There has been a trend in recent years to use diocesan conventions in the Episcopal Church more as opportunities for training and community building than for considering legislation. The thinking goes that our time together is better spent in learning the skills and cultivating the relationships that will help us to revitalize the church than in debating resolutions that may have little effect on anyone not present to hear the debate.


I sympathize with this way of thinking and helped plan some conventions in the Diocese of Washington that were light on resolutions and long on keynote addresses, workshops and reports on parish level ministry initiatives. I have spoken at conventions organized on this principle and been grateful for the invitation. My tolerance for posturing and point scoring is almost certainly below the churchwide mean.

That said, I admire dioceses in which people have serious public conversations about the issues confronting the church, and in which decisions about the direction of the diocese (and the things that are on the minds of it members) are made openly by a large assembly of clergy and elected lay leaders.

It has become fashionable in some circles to deride people who take church politics seriously, and to speak as though a commitment to our ways of making decisions together are outdated and quaint. In response, I’d like to offer the example of the Diocese of Virginia, whose Annual Council is currently in session. Its agenda includes the following resolutions (texts here).

R1: Add Charles Gillette to Holy Women, Holy Men

R2: Appoint a Task Force to Address the Name of Annual Council

R3: Toward a Just and Reasonable Reform of Immigration System

R4: Prayerfully Consider the Merits of “Green Church” Initatives

R5: Virginia Legislation to Assist Immigrants

R6: Sponsoring and Supporting Scouting Units

R7: Task Force for South Sudan

R8: Strategic Re-visioning and Repositioning Process for the Diocese of Virginia

R9: Investments and Purchasing Electronics

It will no doubt take considerable time to debate nine resolutions. In another system, the leaders of the organization might have come before the assembly with strong recommendations on each of these issues and simply asked for approval. This, no doubt, would be more efficient. But here is what I take from Virginia’s way of doing business: that it is a diocese in which lay people are heard from, rather than just spoken to; that the accumulated wisdom of those lay people is respected by the clergy and lay professionals who work in the diocese, and that the members of the council care enough about each other to hear one another out.

I suspect that people will be edified by at least some of the debates on these issues, and that the church may benefit from the decisions that the council makes. I know that I am edified, at a distance, by the example of Christian people making decisions on complex issues together in the light of their faith. Coming from the Roman Catholic tradition, I saw the way Episcopalians shared authority and decided that I wanted to be part of that.

Governance is ministry.
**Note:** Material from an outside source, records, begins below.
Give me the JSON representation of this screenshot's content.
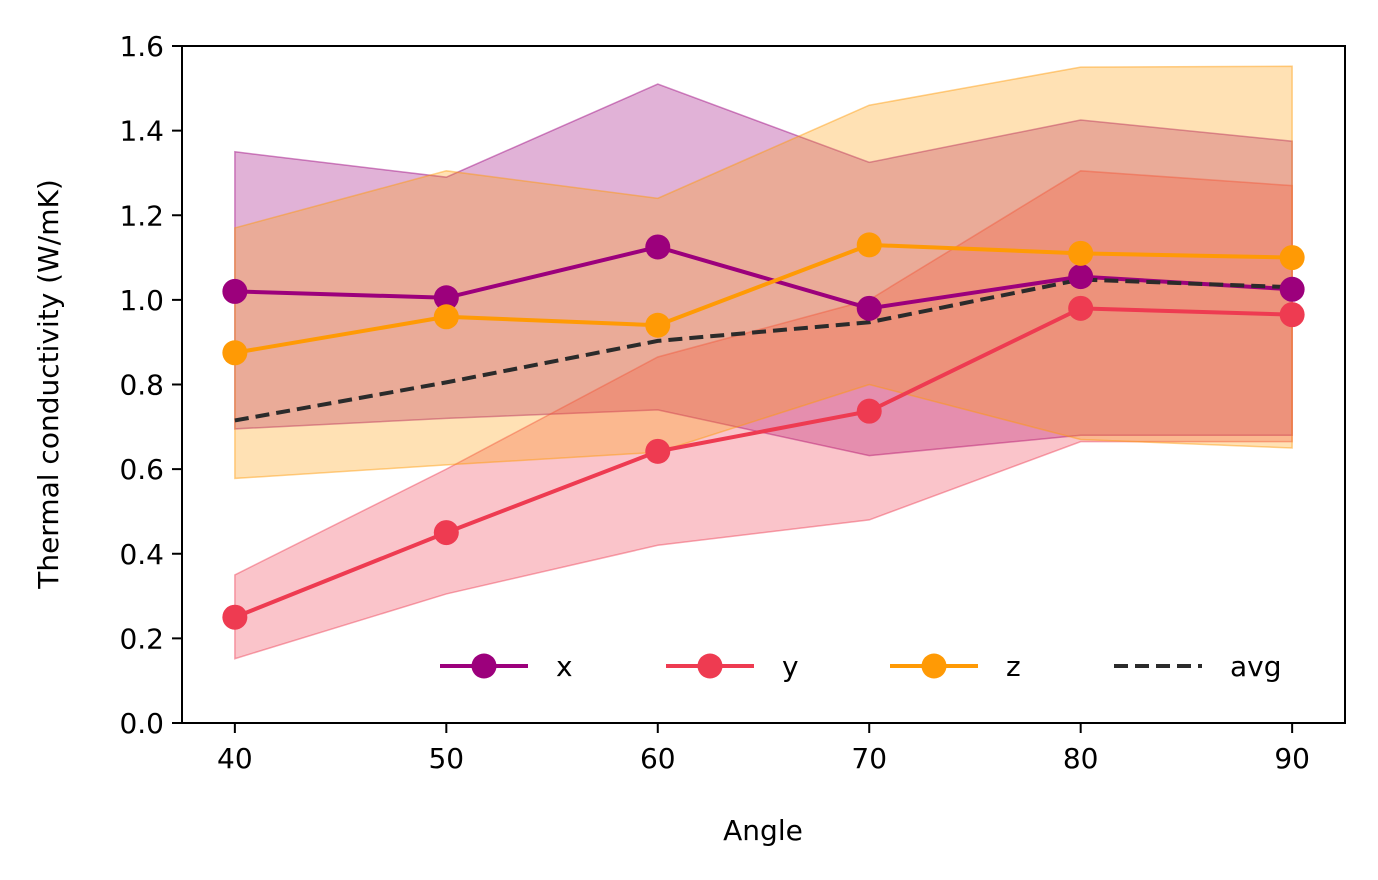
{
  "chart_data": {
    "type": "line",
    "title": "",
    "xlabel": "Angle",
    "ylabel": "Thermal conductivity (W/mK)",
    "x": [
      40,
      50,
      60,
      70,
      80,
      90
    ],
    "x_ticks": [
      "40",
      "50",
      "60",
      "70",
      "80",
      "90"
    ],
    "y_ticks": [
      "0.0",
      "0.2",
      "0.4",
      "0.6",
      "0.8",
      "1.0",
      "1.2",
      "1.4",
      "1.6"
    ],
    "xlim": [
      37.5,
      92.5
    ],
    "ylim": [
      0,
      1.6
    ],
    "grid": false,
    "legend_position": "lower-right",
    "series": [
      {
        "name": "x",
        "color": "#9c007c",
        "marker": "circle",
        "linestyle": "solid",
        "values": [
          1.02,
          1.005,
          1.125,
          0.98,
          1.055,
          1.025
        ],
        "band_upper": [
          1.35,
          1.29,
          1.51,
          1.325,
          1.425,
          1.375
        ],
        "band_lower": [
          0.695,
          0.72,
          0.74,
          0.632,
          0.68,
          0.68
        ]
      },
      {
        "name": "y",
        "color": "#ee3b51",
        "marker": "circle",
        "linestyle": "solid",
        "values": [
          0.25,
          0.45,
          0.642,
          0.737,
          0.98,
          0.965
        ],
        "band_upper": [
          0.35,
          0.6,
          0.865,
          1.0,
          1.305,
          1.27
        ],
        "band_lower": [
          0.152,
          0.305,
          0.42,
          0.48,
          0.665,
          0.665
        ]
      },
      {
        "name": "z",
        "color": "#ff9a05",
        "marker": "circle",
        "linestyle": "solid",
        "values": [
          0.875,
          0.96,
          0.94,
          1.13,
          1.11,
          1.1
        ],
        "band_upper": [
          1.17,
          1.305,
          1.24,
          1.46,
          1.55,
          1.552
        ],
        "band_lower": [
          0.578,
          0.61,
          0.64,
          0.8,
          0.67,
          0.65
        ]
      },
      {
        "name": "avg",
        "color": "#2b2b2b",
        "marker": "none",
        "linestyle": "dashed",
        "values": [
          0.715,
          0.805,
          0.903,
          0.947,
          1.048,
          1.03
        ]
      }
    ]
  }
}
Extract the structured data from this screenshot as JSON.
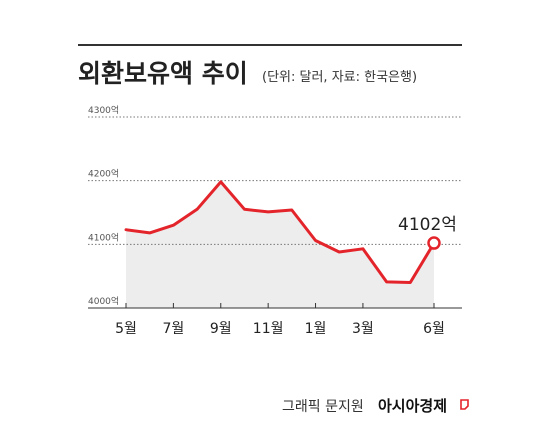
{
  "chart_data": {
    "type": "area",
    "title": "외환보유액 추이",
    "subtitle": "(단위: 달러, 자료: 한국은행)",
    "ylim": [
      4000,
      4300
    ],
    "yticks": [
      "4300억",
      "4200억",
      "4100억",
      "4000억"
    ],
    "ytick_values": [
      4300,
      4200,
      4100,
      4000
    ],
    "xtick_labels": [
      "5월",
      "7월",
      "9월",
      "11월",
      "1월",
      "3월",
      "6월"
    ],
    "xtick_indices": [
      0,
      2,
      4,
      6,
      8,
      10,
      13
    ],
    "values": [
      4123,
      4118,
      4130,
      4155,
      4198,
      4155,
      4151,
      4154,
      4106,
      4088,
      4093,
      4041,
      4040,
      4102
    ],
    "highlight": {
      "index": 13,
      "label": "4102억"
    },
    "grid": true
  },
  "colors": {
    "line": "#e4242b",
    "area": "#ededed",
    "grid": "#777777",
    "axis": "#333333",
    "title_rule": "#333333",
    "brand_accent": "#e4242b"
  },
  "credit": {
    "text": "그래픽 문지원",
    "brand": "아시아경제",
    "brand_icon": "page-corner-icon"
  }
}
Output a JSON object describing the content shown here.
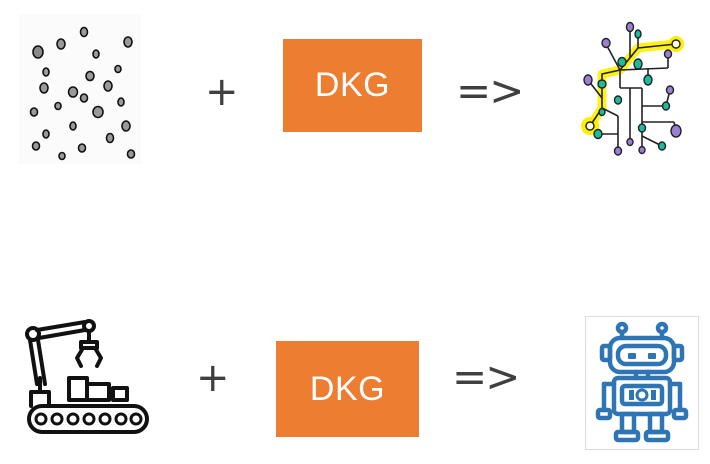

Like other forms of ministry, it can be done well or poorly. It can be affected for good and ill by the competence (and vanity) of the minister. It can be enhanced or demeaned by expertise acquired in the secular world. It is, in other words, no better than we are. But also no worse.

The Episcopal Church has developed a method of making decisions that puts God’s church in the hands of a great many sinners. The only thing worse would be to put it in the hands of just a few.